Cancer's Dirty Little Secret
Bonnie Annis

After I was diagnosed with stage 2b invasive ductal carcinoma, I was told I needed to have my breasts removed. I met with the breast surgeon and discussed options available to me. After processing what I’d been told, I accepted what was to be. I went through the recommended surgery and treatment afterward.
Everything seemed to be going as well as could be expected, but a few weeks after surgery, I noticed some strange swelling in my upper arms. I didn't think much about it and assumed it was a result of having not only my breasts removed, but also lymph nodes in each arm. Recovery was long and both physically and emotionally draining. I made a concerted effort to move on with my life. I made the necessary adjustments and learned to accept my physical limitations.
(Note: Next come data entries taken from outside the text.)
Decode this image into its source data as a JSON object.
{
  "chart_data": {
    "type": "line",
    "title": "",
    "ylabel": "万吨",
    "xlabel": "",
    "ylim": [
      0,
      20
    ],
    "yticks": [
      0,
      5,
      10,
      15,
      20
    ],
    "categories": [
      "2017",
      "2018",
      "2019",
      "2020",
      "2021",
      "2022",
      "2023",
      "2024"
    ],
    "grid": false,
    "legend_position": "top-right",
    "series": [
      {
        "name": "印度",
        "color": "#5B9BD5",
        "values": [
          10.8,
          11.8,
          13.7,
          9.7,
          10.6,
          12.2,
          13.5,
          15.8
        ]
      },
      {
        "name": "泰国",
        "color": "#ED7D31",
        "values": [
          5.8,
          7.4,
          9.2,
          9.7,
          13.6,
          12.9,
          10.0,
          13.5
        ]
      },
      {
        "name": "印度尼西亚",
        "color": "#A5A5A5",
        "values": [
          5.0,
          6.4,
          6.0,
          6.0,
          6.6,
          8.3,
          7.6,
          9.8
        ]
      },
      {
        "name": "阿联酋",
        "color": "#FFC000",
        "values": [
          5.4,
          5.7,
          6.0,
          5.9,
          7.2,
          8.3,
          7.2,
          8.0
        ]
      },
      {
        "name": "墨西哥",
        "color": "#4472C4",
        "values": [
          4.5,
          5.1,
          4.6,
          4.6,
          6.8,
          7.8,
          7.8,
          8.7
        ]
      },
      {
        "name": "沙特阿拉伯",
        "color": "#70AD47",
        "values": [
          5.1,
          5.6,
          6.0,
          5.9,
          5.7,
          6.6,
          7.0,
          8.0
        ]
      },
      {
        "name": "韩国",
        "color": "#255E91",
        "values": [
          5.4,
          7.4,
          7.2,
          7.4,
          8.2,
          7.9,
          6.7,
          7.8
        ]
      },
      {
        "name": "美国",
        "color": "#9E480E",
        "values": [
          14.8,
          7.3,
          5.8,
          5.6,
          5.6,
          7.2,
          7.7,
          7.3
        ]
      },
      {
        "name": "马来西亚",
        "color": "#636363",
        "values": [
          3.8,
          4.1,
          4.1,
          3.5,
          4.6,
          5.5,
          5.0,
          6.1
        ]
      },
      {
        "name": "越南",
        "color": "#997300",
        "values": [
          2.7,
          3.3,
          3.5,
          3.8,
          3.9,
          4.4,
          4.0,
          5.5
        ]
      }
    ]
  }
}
The swelling progressed, and I noticed that as I went
throughout my daily routine, it became more pronounced. I began to get concerned and contacted my doctor. Upon examination, she told me I was suffering from lymphedema. I’d never heard of this malady before and asked her to explain. She said many women experience a disruption in the lymphatic system after having surgery for breast cancer where lymph nodes were removed.
Dumbfounded, I wondered why neither my breast surgeon, my radiation oncologist nor my oncologist had ever mentioned the possibility of lymphedema to me. I was extremely upset and went home from my appointment determined to find answers.